Whilst the Bank of England sits on the sidelines, the boss of the European Central Bank (ECB) on Thursday is expected to signal he will raise rates next month to curb inflationary pressures.
At a time when the data are pointing to a slowdown at best, one analyst believes the ECB is about to make a major mistake by raising rates despite the crisis facing the euro zone’s periphery.
"The ECB should, in our view, consider the threats being posed to the region's banking system as being both significant and a source of potentially considerable deflation, irrespective of the perceived cost pressures that bubble to the surface from time to time," Jeremy Batstone-Carr, an analyst at Charles Stanley, said in a research note.
"Despite the fact that two member states are on the brink of collapse, the ultra-inflationists at the Bundesbank continue to struggle to see anything in the region's tea leaves apart from the suggestion that inflation risk is imminent," he said.
With energy prices already elevated—and, in Batstone-Carr's opinion, possibly moving even higher—the far bigger risk is a second credit crisis,in which banks stop issuing loans.
"Just as we witnessed in 2008-09, a banking sector credit crunch destroys demand and jobs instantaneously," Batstone-Carr said. "Price increases there may be, but these will not be passed on to consumers if crisis conditions reassert themselves."
"Persistent demand for short-term cash at the ECB's weekly refinancing window confirms that a large proportion of regional banks are struggling for liquidity, while domestic credit data confirms that the banks are not lending to the private sector," he added.
This suggests to Batstone-Carr that the bigger risk for the ECB is the banking sector, not rising prices. "It seems, in our view, that the more probable crisis facing the ECB is not inflation so much as a failure in the region’s banking system caused by sovereign default," he said.
"The ECB’s inflation mandate is symmetrical: It is required to guard against potential deflation as well as inflation.
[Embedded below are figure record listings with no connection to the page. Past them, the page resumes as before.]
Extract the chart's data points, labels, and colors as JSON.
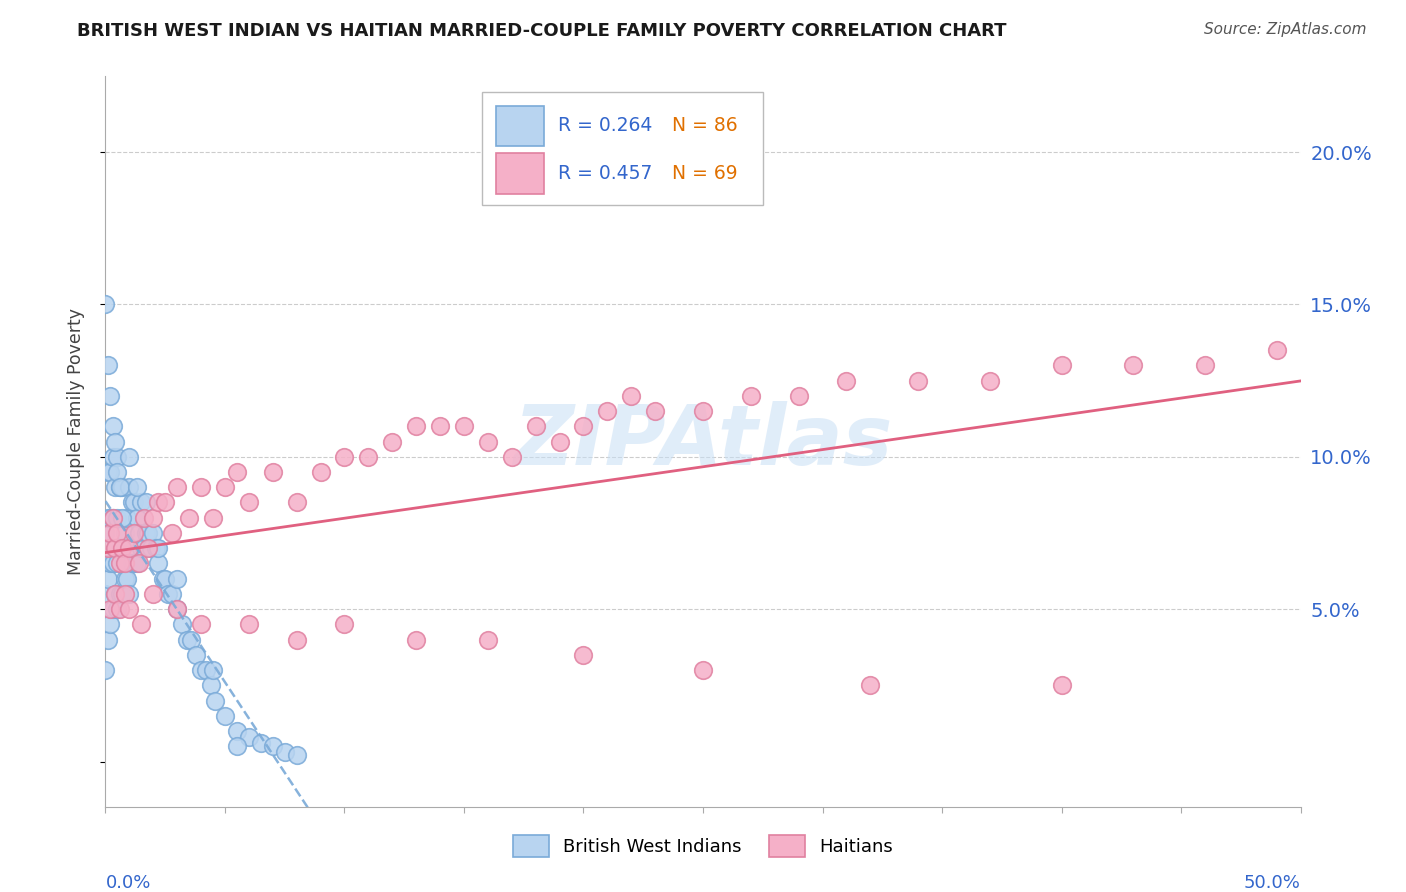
{
  "title": "BRITISH WEST INDIAN VS HAITIAN MARRIED-COUPLE FAMILY POVERTY CORRELATION CHART",
  "source": "Source: ZipAtlas.com",
  "ylabel": "Married-Couple Family Poverty",
  "xmin": 0.0,
  "xmax": 0.5,
  "ymin": -0.015,
  "ymax": 0.225,
  "yticks": [
    0.0,
    0.05,
    0.1,
    0.15,
    0.2
  ],
  "ytick_labels": [
    "",
    "5.0%",
    "10.0%",
    "15.0%",
    "20.0%"
  ],
  "watermark": "ZIPAtlas",
  "legend_r1": "R = 0.264",
  "legend_n1": "N = 86",
  "legend_r2": "R = 0.457",
  "legend_n2": "N = 69",
  "color_bwi_fill": "#b8d4f0",
  "color_bwi_edge": "#7aaad8",
  "color_haitian_fill": "#f5b0c8",
  "color_haitian_edge": "#e080a0",
  "color_bwi_line": "#7aaad8",
  "color_haitian_line": "#e06080",
  "grid_color": "#cccccc",
  "watermark_color": "#c8dff5",
  "bwi_x": [
    0.0,
    0.0,
    0.0,
    0.001,
    0.001,
    0.001,
    0.001,
    0.002,
    0.002,
    0.002,
    0.002,
    0.003,
    0.003,
    0.003,
    0.003,
    0.004,
    0.004,
    0.004,
    0.005,
    0.005,
    0.005,
    0.005,
    0.006,
    0.006,
    0.006,
    0.007,
    0.007,
    0.007,
    0.008,
    0.008,
    0.009,
    0.009,
    0.01,
    0.01,
    0.01,
    0.011,
    0.011,
    0.012,
    0.012,
    0.013,
    0.013,
    0.014,
    0.015,
    0.015,
    0.016,
    0.017,
    0.018,
    0.019,
    0.02,
    0.021,
    0.022,
    0.024,
    0.025,
    0.026,
    0.028,
    0.03,
    0.032,
    0.034,
    0.036,
    0.038,
    0.04,
    0.042,
    0.044,
    0.046,
    0.05,
    0.055,
    0.06,
    0.065,
    0.07,
    0.075,
    0.08,
    0.0,
    0.001,
    0.002,
    0.003,
    0.004,
    0.005,
    0.006,
    0.007,
    0.01,
    0.013,
    0.017,
    0.022,
    0.03,
    0.045,
    0.055
  ],
  "bwi_y": [
    0.03,
    0.055,
    0.075,
    0.04,
    0.06,
    0.08,
    0.095,
    0.045,
    0.065,
    0.08,
    0.095,
    0.05,
    0.065,
    0.08,
    0.1,
    0.055,
    0.07,
    0.09,
    0.05,
    0.065,
    0.08,
    0.1,
    0.055,
    0.07,
    0.09,
    0.055,
    0.07,
    0.09,
    0.06,
    0.075,
    0.06,
    0.08,
    0.055,
    0.07,
    0.09,
    0.065,
    0.085,
    0.065,
    0.085,
    0.065,
    0.08,
    0.075,
    0.07,
    0.085,
    0.07,
    0.075,
    0.075,
    0.07,
    0.075,
    0.07,
    0.065,
    0.06,
    0.06,
    0.055,
    0.055,
    0.05,
    0.045,
    0.04,
    0.04,
    0.035,
    0.03,
    0.03,
    0.025,
    0.02,
    0.015,
    0.01,
    0.008,
    0.006,
    0.005,
    0.003,
    0.002,
    0.15,
    0.13,
    0.12,
    0.11,
    0.105,
    0.095,
    0.09,
    0.08,
    0.1,
    0.09,
    0.085,
    0.07,
    0.06,
    0.03,
    0.005
  ],
  "haitian_x": [
    0.001,
    0.002,
    0.003,
    0.004,
    0.005,
    0.006,
    0.007,
    0.008,
    0.01,
    0.012,
    0.014,
    0.016,
    0.018,
    0.02,
    0.022,
    0.025,
    0.028,
    0.03,
    0.035,
    0.04,
    0.045,
    0.05,
    0.055,
    0.06,
    0.07,
    0.08,
    0.09,
    0.1,
    0.11,
    0.12,
    0.13,
    0.14,
    0.15,
    0.16,
    0.17,
    0.18,
    0.19,
    0.2,
    0.21,
    0.22,
    0.23,
    0.25,
    0.27,
    0.29,
    0.31,
    0.34,
    0.37,
    0.4,
    0.43,
    0.46,
    0.49,
    0.002,
    0.004,
    0.006,
    0.008,
    0.01,
    0.015,
    0.02,
    0.03,
    0.04,
    0.06,
    0.08,
    0.1,
    0.13,
    0.16,
    0.2,
    0.25,
    0.32,
    0.4
  ],
  "haitian_y": [
    0.07,
    0.075,
    0.08,
    0.07,
    0.075,
    0.065,
    0.07,
    0.065,
    0.07,
    0.075,
    0.065,
    0.08,
    0.07,
    0.08,
    0.085,
    0.085,
    0.075,
    0.09,
    0.08,
    0.09,
    0.08,
    0.09,
    0.095,
    0.085,
    0.095,
    0.085,
    0.095,
    0.1,
    0.1,
    0.105,
    0.11,
    0.11,
    0.11,
    0.105,
    0.1,
    0.11,
    0.105,
    0.11,
    0.115,
    0.12,
    0.115,
    0.115,
    0.12,
    0.12,
    0.125,
    0.125,
    0.125,
    0.13,
    0.13,
    0.13,
    0.135,
    0.05,
    0.055,
    0.05,
    0.055,
    0.05,
    0.045,
    0.055,
    0.05,
    0.045,
    0.045,
    0.04,
    0.045,
    0.04,
    0.04,
    0.035,
    0.03,
    0.025,
    0.025
  ]
}
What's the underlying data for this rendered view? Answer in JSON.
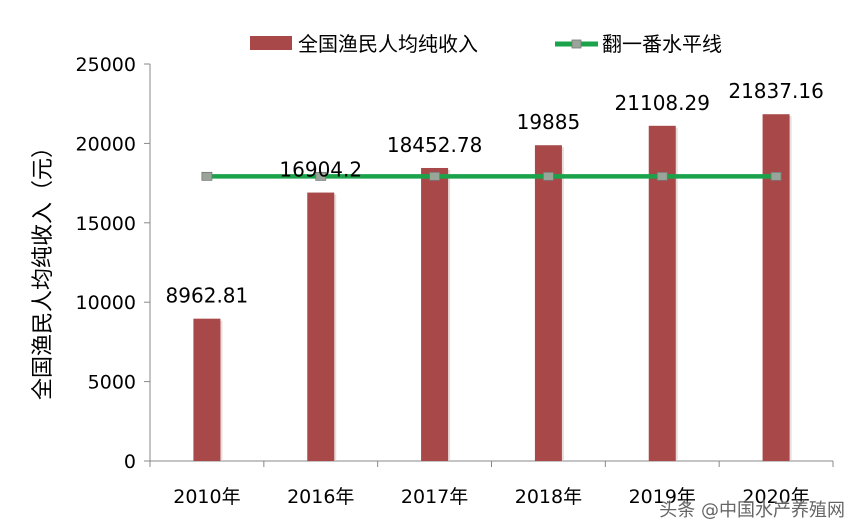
{
  "chart_data": {
    "type": "bar",
    "categories": [
      "2010年",
      "2016年",
      "2017年",
      "2018年",
      "2019年",
      "2020年"
    ],
    "series": [
      {
        "name": "全国渔民人均纯收入",
        "type": "bar",
        "color": "#a84848",
        "values": [
          8962.81,
          16904.2,
          18452.78,
          19885,
          21108.29,
          21837.16
        ],
        "labels": [
          "8962.81",
          "16904.2",
          "18452.78",
          "19885",
          "21108.29",
          "21837.16"
        ]
      },
      {
        "name": "翻一番水平线",
        "type": "line",
        "color": "#1aa34a",
        "values": [
          17925.62,
          17925.62,
          17925.62,
          17925.62,
          17925.62,
          17925.62
        ]
      }
    ],
    "ylabel": "全国渔民人均纯收入（元）",
    "xlabel": "",
    "ylim": [
      0,
      25000
    ],
    "yticks": [
      0,
      5000,
      10000,
      15000,
      20000,
      25000
    ],
    "legend_position": "top",
    "grid": false
  },
  "watermark": "头条 @中国水产养殖网"
}
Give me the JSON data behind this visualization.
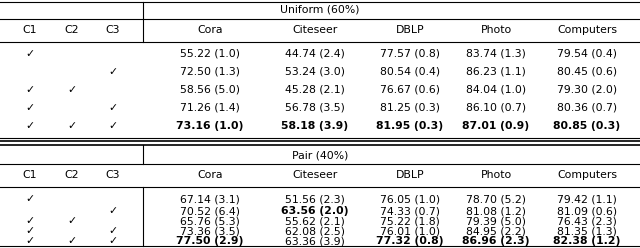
{
  "title1": "Uniform (60%)",
  "title2": "Pair (40%)",
  "col_headers": [
    "C1",
    "C2",
    "C3",
    "Cora",
    "Citeseer",
    "DBLP",
    "Photo",
    "Computers"
  ],
  "section1_rows": [
    {
      "c1": true,
      "c2": false,
      "c3": false,
      "vals": [
        "55.22 (1.0)",
        "44.74 (2.4)",
        "77.57 (0.8)",
        "83.74 (1.3)",
        "79.54 (0.4)"
      ],
      "bold": false,
      "bold_cols": []
    },
    {
      "c1": false,
      "c2": false,
      "c3": true,
      "vals": [
        "72.50 (1.3)",
        "53.24 (3.0)",
        "80.54 (0.4)",
        "86.23 (1.1)",
        "80.45 (0.6)"
      ],
      "bold": false,
      "bold_cols": []
    },
    {
      "c1": true,
      "c2": true,
      "c3": false,
      "vals": [
        "58.56 (5.0)",
        "45.28 (2.1)",
        "76.67 (0.6)",
        "84.04 (1.0)",
        "79.30 (2.0)"
      ],
      "bold": false,
      "bold_cols": []
    },
    {
      "c1": true,
      "c2": false,
      "c3": true,
      "vals": [
        "71.26 (1.4)",
        "56.78 (3.5)",
        "81.25 (0.3)",
        "86.10 (0.7)",
        "80.36 (0.7)"
      ],
      "bold": false,
      "bold_cols": []
    },
    {
      "c1": true,
      "c2": true,
      "c3": true,
      "vals": [
        "73.16 (1.0)",
        "58.18 (3.9)",
        "81.95 (0.3)",
        "87.01 (0.9)",
        "80.85 (0.3)"
      ],
      "bold": true,
      "bold_cols": [
        0,
        1,
        2,
        3,
        4
      ]
    }
  ],
  "section2_rows": [
    {
      "c1": true,
      "c2": false,
      "c3": false,
      "vals": [
        "67.14 (3.1)",
        "51.56 (2.3)",
        "76.05 (1.0)",
        "78.70 (5.2)",
        "79.42 (1.1)"
      ],
      "bold": false,
      "bold_cols": []
    },
    {
      "c1": false,
      "c2": false,
      "c3": true,
      "vals": [
        "70.52 (6.4)",
        "63.56 (2.0)",
        "74.33 (0.7)",
        "81.08 (1.2)",
        "81.09 (0.6)"
      ],
      "bold": false,
      "bold_cols": [
        1
      ]
    },
    {
      "c1": true,
      "c2": true,
      "c3": false,
      "vals": [
        "65.76 (5.3)",
        "55.62 (2.1)",
        "75.22 (1.8)",
        "79.39 (5.0)",
        "76.43 (2.3)"
      ],
      "bold": false,
      "bold_cols": []
    },
    {
      "c1": true,
      "c2": false,
      "c3": true,
      "vals": [
        "73.36 (3.5)",
        "62.08 (2.5)",
        "76.01 (1.0)",
        "84.95 (2.2)",
        "81.35 (1.3)"
      ],
      "bold": false,
      "bold_cols": []
    },
    {
      "c1": true,
      "c2": true,
      "c3": true,
      "vals": [
        "77.50 (2.9)",
        "63.36 (3.9)",
        "77.32 (0.8)",
        "86.96 (2.3)",
        "82.38 (1.2)"
      ],
      "bold": true,
      "bold_cols": [
        0,
        2,
        3,
        4
      ]
    }
  ],
  "checkmark": "✓",
  "font_size": 7.8,
  "fig_width": 6.4,
  "fig_height": 2.48,
  "dpi": 100
}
Were a Lehman Brothers event to hit the euro zone a credit crunch would almost certainly ensue, resulting in a pronounced economic contraction on top of the one the global economy is still attempting to escape from," he said.
"Were the risk of sovereign default small then we might be minded to agree with the ECB as it obsesses regarding the potential threat posed by cost-push inflation," Batstone-Carr said. "However, the situation in Greece has reached criticality. Although some in the markets believe that the Greek fiscal crisis has been resolved the reality is that it absolutely has not."